Symptoms: Skill loads for unrelated queries

Diagnose:

  1. Description too broad?
  2. Keywords too common?

Fix:

# Add specificity and exclusions
description: Debug Swift applications using LLDB for crashes, memory issues, and runtime errors. Use when investigating Swift bugs or analyzing app behavior.
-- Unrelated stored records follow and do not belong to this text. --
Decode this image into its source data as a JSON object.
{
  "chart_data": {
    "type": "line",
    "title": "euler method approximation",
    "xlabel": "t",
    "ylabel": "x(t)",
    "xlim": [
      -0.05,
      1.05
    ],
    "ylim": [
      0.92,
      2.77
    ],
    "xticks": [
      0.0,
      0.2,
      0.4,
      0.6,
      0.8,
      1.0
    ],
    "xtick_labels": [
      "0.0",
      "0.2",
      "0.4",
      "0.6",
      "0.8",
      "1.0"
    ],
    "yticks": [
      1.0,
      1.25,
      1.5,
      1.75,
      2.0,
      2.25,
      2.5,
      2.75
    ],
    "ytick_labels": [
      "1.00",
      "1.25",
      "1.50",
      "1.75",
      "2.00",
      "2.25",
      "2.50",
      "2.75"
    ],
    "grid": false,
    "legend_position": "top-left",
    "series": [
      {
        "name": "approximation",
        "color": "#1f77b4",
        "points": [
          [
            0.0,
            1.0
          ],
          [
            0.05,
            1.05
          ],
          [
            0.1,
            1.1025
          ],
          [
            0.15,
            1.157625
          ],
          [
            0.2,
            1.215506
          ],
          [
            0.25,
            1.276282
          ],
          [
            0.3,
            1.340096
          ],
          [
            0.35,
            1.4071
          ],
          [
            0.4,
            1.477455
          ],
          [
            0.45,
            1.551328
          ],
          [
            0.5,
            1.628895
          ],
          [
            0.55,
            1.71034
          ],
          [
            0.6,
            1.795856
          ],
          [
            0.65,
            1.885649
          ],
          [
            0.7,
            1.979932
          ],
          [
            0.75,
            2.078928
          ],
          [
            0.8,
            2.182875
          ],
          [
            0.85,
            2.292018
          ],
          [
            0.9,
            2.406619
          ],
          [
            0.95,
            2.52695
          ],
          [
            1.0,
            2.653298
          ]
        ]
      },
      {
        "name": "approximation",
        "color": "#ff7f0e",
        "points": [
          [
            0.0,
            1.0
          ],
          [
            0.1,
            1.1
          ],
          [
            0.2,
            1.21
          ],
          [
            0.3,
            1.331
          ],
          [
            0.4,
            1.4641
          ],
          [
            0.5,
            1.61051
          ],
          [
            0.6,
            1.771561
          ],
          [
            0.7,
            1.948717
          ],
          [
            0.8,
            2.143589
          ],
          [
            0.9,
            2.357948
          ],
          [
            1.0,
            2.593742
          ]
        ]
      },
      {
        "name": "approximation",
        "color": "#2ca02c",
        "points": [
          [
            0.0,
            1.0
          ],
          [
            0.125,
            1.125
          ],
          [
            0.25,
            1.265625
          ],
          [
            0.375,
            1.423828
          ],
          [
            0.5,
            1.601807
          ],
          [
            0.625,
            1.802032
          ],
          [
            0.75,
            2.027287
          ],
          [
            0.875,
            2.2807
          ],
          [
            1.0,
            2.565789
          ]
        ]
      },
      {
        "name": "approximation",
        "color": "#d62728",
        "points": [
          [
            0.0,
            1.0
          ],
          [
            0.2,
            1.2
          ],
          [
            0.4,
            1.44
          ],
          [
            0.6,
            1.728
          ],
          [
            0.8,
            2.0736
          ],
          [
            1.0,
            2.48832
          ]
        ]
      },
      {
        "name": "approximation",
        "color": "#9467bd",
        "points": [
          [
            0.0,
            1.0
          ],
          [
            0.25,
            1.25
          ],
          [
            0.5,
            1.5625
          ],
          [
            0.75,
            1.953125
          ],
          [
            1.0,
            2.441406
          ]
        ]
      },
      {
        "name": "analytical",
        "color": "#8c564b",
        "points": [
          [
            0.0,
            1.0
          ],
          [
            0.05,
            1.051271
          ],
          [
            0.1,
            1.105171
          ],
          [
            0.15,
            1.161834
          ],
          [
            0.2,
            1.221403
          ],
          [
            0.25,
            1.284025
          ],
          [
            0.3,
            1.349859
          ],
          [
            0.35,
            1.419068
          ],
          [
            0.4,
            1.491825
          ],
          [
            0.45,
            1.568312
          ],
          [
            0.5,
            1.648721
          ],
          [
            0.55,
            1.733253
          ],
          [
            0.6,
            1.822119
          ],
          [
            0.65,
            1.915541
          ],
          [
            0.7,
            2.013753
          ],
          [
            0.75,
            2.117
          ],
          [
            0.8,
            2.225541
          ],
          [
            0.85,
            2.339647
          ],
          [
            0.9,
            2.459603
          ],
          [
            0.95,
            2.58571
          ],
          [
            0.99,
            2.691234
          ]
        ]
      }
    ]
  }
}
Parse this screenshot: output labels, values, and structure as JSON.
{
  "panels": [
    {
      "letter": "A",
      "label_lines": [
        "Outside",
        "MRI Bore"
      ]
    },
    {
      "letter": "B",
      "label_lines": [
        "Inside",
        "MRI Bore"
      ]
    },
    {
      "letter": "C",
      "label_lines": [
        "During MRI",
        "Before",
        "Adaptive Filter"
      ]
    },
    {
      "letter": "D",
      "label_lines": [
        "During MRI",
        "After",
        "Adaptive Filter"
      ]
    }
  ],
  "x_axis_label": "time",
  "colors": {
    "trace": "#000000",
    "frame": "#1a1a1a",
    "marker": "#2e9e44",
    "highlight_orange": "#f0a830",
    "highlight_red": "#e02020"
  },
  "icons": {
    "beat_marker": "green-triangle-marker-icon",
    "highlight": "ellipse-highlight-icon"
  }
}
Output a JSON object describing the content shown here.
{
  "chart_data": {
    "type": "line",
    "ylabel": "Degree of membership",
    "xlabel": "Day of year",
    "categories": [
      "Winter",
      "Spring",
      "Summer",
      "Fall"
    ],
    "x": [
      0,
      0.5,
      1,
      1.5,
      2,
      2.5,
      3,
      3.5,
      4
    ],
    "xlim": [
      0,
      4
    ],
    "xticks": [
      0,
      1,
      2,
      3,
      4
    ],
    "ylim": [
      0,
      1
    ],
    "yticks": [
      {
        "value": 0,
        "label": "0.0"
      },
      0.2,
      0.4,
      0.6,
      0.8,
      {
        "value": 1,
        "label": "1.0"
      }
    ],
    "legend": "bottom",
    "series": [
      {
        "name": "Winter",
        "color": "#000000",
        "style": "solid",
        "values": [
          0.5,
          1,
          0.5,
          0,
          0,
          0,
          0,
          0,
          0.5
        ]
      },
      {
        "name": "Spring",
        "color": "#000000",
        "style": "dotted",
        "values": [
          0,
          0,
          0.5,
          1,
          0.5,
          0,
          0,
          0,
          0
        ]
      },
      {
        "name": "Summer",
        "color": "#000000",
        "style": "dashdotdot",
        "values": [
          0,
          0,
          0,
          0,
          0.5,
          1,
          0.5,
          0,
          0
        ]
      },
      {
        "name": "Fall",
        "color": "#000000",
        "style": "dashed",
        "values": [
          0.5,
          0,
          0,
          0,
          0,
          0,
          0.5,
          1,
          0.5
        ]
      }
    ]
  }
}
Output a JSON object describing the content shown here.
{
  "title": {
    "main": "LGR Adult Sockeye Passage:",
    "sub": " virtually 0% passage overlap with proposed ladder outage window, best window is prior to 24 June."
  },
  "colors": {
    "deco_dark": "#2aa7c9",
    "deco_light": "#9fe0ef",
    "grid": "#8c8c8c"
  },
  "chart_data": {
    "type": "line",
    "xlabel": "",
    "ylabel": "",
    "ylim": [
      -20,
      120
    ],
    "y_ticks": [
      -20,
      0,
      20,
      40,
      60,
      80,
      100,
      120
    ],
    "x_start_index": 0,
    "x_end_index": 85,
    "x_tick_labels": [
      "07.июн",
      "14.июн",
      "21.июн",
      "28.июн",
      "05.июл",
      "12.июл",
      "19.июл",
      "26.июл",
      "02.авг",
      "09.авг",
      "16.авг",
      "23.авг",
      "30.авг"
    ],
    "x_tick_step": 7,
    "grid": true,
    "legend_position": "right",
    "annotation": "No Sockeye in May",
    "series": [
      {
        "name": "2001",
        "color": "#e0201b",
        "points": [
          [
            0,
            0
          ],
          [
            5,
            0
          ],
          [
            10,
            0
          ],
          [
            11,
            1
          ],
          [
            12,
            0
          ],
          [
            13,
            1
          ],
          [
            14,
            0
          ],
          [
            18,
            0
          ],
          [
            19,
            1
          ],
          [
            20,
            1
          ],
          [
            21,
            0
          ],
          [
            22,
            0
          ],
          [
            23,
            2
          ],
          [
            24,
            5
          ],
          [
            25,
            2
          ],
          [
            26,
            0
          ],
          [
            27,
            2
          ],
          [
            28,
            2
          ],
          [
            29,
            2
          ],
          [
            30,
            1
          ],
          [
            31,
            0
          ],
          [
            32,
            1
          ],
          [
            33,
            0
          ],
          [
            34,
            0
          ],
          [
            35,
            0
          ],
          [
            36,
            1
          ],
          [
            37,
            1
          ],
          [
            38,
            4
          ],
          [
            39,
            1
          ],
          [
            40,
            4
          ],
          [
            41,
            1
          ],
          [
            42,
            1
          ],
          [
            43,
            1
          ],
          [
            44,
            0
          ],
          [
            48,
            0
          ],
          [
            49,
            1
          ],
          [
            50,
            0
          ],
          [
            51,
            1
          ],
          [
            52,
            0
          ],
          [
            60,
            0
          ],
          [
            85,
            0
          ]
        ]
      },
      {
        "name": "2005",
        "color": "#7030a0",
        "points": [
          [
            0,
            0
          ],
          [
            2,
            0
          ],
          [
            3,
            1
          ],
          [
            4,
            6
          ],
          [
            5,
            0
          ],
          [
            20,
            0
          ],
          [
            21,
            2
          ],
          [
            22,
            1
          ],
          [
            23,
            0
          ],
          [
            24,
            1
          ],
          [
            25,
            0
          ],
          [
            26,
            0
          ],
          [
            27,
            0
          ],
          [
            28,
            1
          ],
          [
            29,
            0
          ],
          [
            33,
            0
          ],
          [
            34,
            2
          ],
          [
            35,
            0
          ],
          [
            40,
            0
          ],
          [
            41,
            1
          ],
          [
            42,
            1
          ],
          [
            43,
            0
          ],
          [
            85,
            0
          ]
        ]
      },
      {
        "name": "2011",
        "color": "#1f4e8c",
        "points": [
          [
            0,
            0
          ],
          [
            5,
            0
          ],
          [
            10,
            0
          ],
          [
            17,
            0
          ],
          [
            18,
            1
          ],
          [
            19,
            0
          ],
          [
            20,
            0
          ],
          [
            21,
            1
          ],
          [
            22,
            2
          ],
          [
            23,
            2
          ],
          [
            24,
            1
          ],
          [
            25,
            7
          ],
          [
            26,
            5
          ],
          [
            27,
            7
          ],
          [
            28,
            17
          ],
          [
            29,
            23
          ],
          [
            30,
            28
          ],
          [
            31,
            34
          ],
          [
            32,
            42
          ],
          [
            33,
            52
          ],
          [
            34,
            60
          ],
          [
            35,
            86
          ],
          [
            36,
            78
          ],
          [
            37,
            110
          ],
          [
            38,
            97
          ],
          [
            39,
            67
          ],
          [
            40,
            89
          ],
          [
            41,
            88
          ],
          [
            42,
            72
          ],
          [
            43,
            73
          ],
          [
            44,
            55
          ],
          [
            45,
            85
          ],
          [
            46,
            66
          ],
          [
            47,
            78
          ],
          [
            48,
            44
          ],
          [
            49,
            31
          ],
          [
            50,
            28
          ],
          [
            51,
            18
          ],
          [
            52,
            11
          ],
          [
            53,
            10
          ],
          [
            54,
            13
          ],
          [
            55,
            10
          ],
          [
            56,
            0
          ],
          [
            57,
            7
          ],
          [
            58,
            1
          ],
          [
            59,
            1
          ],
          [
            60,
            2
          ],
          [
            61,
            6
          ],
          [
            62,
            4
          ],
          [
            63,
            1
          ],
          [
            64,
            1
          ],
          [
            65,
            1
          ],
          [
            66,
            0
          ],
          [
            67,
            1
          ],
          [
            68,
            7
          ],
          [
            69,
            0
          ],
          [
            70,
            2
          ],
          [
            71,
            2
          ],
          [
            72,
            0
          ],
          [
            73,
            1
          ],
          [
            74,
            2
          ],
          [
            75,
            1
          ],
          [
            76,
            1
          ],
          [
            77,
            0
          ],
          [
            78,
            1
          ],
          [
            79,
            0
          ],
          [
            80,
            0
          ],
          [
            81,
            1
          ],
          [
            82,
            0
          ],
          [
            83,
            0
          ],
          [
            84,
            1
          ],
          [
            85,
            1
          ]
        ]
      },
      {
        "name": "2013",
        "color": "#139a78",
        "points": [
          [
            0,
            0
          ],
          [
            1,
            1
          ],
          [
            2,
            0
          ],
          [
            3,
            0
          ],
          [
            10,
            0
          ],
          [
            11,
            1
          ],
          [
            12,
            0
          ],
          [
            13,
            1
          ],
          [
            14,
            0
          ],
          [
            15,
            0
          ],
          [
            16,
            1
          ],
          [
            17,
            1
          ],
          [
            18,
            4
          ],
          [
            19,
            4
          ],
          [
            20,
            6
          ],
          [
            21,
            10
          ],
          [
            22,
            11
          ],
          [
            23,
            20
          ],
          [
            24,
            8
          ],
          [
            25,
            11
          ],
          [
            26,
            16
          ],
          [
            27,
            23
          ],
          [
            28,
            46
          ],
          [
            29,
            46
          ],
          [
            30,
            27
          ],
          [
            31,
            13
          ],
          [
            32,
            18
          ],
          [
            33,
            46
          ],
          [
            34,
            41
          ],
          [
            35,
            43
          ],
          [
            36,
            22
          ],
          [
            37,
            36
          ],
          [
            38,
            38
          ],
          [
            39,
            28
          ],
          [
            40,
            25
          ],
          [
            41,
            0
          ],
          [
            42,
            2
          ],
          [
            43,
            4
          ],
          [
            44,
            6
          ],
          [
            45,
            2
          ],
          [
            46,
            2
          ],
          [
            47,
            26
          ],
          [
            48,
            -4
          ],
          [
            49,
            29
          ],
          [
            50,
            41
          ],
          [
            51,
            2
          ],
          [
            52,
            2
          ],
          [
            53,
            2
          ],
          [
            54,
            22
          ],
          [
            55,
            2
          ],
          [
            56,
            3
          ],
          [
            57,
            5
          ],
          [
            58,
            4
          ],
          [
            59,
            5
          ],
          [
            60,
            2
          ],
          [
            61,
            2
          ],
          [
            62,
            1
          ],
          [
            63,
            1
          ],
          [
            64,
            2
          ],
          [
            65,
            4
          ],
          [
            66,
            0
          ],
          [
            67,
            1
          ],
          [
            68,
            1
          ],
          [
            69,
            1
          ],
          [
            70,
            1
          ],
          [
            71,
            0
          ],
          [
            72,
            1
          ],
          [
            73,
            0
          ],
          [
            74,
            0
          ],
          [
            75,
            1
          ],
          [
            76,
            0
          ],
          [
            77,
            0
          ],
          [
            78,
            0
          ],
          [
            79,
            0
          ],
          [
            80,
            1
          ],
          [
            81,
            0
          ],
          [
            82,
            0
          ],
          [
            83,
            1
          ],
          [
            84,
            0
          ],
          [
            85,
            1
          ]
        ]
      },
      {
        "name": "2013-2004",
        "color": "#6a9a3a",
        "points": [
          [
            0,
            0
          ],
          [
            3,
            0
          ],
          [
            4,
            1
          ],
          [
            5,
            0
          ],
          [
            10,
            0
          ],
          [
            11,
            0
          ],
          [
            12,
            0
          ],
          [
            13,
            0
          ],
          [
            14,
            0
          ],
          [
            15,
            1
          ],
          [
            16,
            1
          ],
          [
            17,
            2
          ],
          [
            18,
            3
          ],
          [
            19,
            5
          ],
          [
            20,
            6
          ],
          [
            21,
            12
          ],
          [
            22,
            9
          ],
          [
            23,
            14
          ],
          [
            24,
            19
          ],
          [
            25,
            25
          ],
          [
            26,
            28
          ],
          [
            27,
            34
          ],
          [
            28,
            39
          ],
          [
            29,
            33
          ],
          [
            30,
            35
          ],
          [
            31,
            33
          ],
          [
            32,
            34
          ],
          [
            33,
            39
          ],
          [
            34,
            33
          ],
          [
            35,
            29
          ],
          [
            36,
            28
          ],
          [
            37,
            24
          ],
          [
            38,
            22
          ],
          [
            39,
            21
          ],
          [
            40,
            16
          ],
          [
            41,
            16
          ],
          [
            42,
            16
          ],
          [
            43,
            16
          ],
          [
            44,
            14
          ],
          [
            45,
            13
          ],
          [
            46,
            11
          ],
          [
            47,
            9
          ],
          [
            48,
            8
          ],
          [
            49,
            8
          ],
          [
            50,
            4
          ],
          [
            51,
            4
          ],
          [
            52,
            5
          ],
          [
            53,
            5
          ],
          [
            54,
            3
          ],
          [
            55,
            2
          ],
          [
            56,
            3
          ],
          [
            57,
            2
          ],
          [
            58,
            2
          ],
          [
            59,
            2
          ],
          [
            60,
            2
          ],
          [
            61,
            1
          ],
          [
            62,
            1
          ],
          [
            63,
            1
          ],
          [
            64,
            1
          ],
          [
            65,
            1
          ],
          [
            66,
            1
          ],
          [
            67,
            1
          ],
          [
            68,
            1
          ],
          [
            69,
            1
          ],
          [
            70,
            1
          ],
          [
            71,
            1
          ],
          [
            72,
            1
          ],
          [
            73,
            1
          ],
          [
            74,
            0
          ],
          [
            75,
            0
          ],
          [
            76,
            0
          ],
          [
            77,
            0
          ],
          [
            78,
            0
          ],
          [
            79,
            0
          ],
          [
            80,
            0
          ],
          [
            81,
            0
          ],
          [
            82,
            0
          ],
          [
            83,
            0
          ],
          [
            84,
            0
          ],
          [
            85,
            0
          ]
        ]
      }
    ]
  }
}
NOT for general Swift coding or learning.

Examples Don't Work

Symptoms: Users can't reproduce examples

Diagnose:

  1. Missing prerequisites?
  2. Placeholders not explained?
  3. Environment-specific code?

Fix:

  • Add prerequisites section
  • Make examples self-contained
  • Use generic paths and values

High Token Usage

Symptoms: Skill loads too much content

Diagnose:

  1. Too much in SKILL.md?
  2. No progressive disclosure?
  3. Verbose examples?

Fix:

  • Split reference material to separate files
  • Link to external resources
  • Condense examples
  • Move advanced content to on-demand files

Automated Testing (Advanced)

For repositories with many skills, consider automation:

Validate All Skills

#!/bin/bash
# validate-skills.sh

for skill_dir in */; do
    if [ -f "$skill_dir/SKILL.md" ]; then
        echo "Validating $skill_dir..."

        # Check frontmatter exists
        if ! grep -q "^---$" "$skill_dir/SKILL.md"; then
            echo "❌ Missing YAML frontmatter"
        fi

        # Check name length
        name=$(grep "^name:" "$skill_dir/SKILL.md" | sed 's/name: //')
        if [ ${#name} -gt 64 ]; then
            echo "❌ Name too long: ${#name} chars"
        fi

        # Check for secrets
        if grep -qiE "(password|api[_-]?key|secret)" "$skill_dir/SKILL.md"; then
            echo "⚠️  Potential secrets found"
        fi

        echo "✓ $skill_dir validated"
    fi
done

CI/CD Integration

Add to GitHub Actions or similar:

name: Validate Skills
on: [push, pull_request]

jobs:
  validate:
    runs-on: ubuntu-latest
    steps:
      - uses: actions/checkout@v2
      - name: Run validation
        run: |
          chmod +x validate-skills.sh
          ./validate-skills.sh

Documentation Testing

Ensure documentation is accurate:

  1. Links work: All markdown links resolve
  2. Paths are correct: File references are accurate
  3. Examples are current: Code samples match latest versions
  4. Formatting is consistent: Markdown renders correctly
# Check for broken internal links
grep -r '\[.*\](.*\.md)' . | while read line; do
    # Extract and verify file exists
    # (implementation left as exercise)
done

User Acceptance Testing

The ultimate test is real usage:

  1. Give skill to others: Have colleagues test it
  2. Monitor usage: See when it triggers in practice
  3. Gather feedback: Ask users about clarity and usefulness
  4. Iterate: Refine based on real-world usage

Testing Checklist Template

Copy this for each skill you test:

# Testing Report: [Skill Name]

Date: [YYYY-MM-DD]
Tester: [Name]

## Metadata
- [ ] YAML valid
- [ ] Name ≤ 64 chars
- [ ] Description ≤ 1024 chars
- [ ] Trigger scenarios in description

## Content
- [ ] "When to Use" section present
- [ ] Examples runnable
- [ ] File references accurate
- [ ] No secrets

## Triggering
Positive tests:
1. [Scenario] - Result: [ ] Pass [ ] Fail
2. [Scenario] - Result: [ ] Pass [ ] Fail

Negative tests:
1. [Scenario] - Result: [ ] Pass [ ] Fail
2. [Scenario] - Result: [ ] Pass [ ] Fail

## Security
- [ ] No credentials
- [ ] No personal data
- [ ] Safe file access
- [ ] Dependencies verified

## Overall
- [ ] Ready for production
- [ ] Needs revision
- [ ] Rejected

Notes:
[Any additional observations]

Resources


Remember: Testing isn't just about finding bugs—it's about ensuring your skill provides real value and triggers at the right time.